Background and aims
Phenological variations in tropical forests are usually explained by climate. Nevertheless, considering that soil water availability and nutrient content also influence plant water status and metabolism, soil conditions may also be important in the regulation of plant reproductive and vegetative activities over time. We investigated whether phenological patterns and stem growth differ in trees growing in two types of soil that display contrasting water and nutrient availability, namely, Gleysol (moist and nutrient-poor) and Cambisol (drier and nutrient-rich).
Phenological observations (flushing, leaf fall, flowering and fruiting) and stem diameter growth were recorded for 120 trees fitted with fixed dendrometer bands, at 15 days intervals, for 1 year. Two species of contrasting deciduousness were investigated: Senna multijuga (semi-deciduous) and Citharexylum myrianthum (deciduous).

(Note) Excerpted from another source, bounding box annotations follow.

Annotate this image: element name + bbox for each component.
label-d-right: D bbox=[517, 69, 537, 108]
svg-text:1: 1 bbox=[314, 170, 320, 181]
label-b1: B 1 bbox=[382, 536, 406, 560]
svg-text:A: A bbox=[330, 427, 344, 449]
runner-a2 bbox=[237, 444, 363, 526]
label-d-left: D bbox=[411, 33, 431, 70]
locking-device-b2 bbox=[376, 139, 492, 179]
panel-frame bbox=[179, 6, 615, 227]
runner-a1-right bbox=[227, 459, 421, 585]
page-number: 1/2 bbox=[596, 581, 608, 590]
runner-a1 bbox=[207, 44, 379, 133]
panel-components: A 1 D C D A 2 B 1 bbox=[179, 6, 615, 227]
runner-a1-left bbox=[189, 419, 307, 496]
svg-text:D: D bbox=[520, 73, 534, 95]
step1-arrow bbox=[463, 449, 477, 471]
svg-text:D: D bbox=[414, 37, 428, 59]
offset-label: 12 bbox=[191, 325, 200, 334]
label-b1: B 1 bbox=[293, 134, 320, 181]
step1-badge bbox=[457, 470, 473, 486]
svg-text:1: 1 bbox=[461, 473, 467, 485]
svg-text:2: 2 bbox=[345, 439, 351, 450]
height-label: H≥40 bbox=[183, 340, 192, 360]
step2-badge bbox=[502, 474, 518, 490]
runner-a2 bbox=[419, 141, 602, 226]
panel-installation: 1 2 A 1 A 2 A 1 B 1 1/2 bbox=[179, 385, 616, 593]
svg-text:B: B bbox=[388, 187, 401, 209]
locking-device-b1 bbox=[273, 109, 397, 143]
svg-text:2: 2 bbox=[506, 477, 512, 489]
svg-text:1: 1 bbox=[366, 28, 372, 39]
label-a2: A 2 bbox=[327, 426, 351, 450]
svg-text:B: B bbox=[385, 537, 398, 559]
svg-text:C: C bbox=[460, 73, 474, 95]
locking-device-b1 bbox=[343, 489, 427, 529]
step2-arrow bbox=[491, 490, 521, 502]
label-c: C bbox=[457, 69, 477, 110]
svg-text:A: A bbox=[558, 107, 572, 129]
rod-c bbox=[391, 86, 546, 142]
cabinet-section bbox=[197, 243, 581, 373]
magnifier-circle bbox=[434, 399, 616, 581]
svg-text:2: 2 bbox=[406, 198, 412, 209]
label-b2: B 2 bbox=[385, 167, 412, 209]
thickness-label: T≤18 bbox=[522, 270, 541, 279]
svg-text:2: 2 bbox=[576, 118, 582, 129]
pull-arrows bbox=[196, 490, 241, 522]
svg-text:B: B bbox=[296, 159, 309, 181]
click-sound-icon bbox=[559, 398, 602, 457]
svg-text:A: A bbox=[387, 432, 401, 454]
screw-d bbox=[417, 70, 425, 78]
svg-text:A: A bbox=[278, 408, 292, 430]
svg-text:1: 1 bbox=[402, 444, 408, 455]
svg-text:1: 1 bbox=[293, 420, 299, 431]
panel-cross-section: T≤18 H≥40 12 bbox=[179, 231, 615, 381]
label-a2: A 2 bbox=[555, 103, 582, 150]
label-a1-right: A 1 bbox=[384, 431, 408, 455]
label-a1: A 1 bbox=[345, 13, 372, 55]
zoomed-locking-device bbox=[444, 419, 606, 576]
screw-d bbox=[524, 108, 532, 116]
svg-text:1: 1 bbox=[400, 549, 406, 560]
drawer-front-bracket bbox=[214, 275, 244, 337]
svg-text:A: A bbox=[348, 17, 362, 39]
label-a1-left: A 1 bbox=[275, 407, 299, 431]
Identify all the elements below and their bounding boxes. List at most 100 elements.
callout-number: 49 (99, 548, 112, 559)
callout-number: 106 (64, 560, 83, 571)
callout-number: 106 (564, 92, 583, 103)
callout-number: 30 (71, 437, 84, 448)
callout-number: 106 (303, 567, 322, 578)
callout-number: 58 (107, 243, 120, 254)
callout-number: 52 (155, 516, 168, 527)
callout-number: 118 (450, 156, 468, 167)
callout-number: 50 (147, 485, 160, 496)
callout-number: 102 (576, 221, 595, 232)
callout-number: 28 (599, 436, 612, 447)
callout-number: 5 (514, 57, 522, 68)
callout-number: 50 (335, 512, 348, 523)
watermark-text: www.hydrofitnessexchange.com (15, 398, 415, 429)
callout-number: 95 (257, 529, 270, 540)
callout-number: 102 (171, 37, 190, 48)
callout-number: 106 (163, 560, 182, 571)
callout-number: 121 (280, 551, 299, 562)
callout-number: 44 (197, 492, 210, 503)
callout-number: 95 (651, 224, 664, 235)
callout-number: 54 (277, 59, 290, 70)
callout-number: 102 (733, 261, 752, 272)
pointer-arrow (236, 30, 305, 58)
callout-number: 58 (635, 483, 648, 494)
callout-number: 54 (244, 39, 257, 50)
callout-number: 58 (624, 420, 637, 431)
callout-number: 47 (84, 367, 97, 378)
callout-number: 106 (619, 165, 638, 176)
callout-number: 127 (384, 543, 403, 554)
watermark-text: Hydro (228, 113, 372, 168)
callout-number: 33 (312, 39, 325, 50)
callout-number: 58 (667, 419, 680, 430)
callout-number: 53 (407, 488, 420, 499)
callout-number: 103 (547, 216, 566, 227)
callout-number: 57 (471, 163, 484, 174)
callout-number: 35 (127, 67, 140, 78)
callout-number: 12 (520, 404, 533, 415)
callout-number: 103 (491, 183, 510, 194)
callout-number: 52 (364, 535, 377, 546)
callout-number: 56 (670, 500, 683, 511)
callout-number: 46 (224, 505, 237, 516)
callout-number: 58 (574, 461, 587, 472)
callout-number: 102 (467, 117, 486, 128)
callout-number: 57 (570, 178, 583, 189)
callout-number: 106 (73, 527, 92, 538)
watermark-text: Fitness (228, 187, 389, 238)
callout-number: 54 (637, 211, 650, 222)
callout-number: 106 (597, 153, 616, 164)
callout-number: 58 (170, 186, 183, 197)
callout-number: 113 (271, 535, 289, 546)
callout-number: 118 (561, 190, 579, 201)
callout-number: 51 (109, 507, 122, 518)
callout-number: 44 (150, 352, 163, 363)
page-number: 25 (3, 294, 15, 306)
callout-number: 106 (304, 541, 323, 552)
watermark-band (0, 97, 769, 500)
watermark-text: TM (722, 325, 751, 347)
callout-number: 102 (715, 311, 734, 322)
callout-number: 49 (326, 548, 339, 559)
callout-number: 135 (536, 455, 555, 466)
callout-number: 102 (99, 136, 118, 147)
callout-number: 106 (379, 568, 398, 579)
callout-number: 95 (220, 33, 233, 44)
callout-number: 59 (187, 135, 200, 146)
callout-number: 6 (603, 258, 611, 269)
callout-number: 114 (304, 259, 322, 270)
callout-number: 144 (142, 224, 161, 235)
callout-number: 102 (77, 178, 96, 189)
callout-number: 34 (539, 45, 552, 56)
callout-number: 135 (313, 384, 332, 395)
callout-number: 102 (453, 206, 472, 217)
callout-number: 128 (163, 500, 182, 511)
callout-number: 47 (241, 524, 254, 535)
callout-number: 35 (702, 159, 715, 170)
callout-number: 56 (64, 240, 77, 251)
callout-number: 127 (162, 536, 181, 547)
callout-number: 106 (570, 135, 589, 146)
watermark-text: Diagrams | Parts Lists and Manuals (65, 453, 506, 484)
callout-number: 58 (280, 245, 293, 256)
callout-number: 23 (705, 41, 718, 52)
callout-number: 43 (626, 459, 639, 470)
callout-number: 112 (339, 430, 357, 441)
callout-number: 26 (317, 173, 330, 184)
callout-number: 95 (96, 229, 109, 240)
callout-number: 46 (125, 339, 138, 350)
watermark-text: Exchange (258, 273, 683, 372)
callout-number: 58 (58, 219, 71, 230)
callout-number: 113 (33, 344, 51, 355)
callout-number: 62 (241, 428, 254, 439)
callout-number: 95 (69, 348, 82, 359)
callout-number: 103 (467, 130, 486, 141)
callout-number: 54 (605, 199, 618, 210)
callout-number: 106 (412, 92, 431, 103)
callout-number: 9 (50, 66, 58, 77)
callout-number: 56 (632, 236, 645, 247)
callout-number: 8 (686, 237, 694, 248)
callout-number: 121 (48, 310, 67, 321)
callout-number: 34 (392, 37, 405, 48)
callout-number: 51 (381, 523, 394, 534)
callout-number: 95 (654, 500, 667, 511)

Both species were seasonal in all phenophases, regardless of soil type. However, frequency, mean date and intensity of phenophases varied according to soil type. Girth increment of C. myrianthum was four times greater in Cambisol than in Gleysol, whereas the type of soil had no significant effect on that of S. multijuga.
These results show that soil characteristics also play an important role in determining phenological patterns and growth and must be considered when analysing phenological patterns in tropical forests.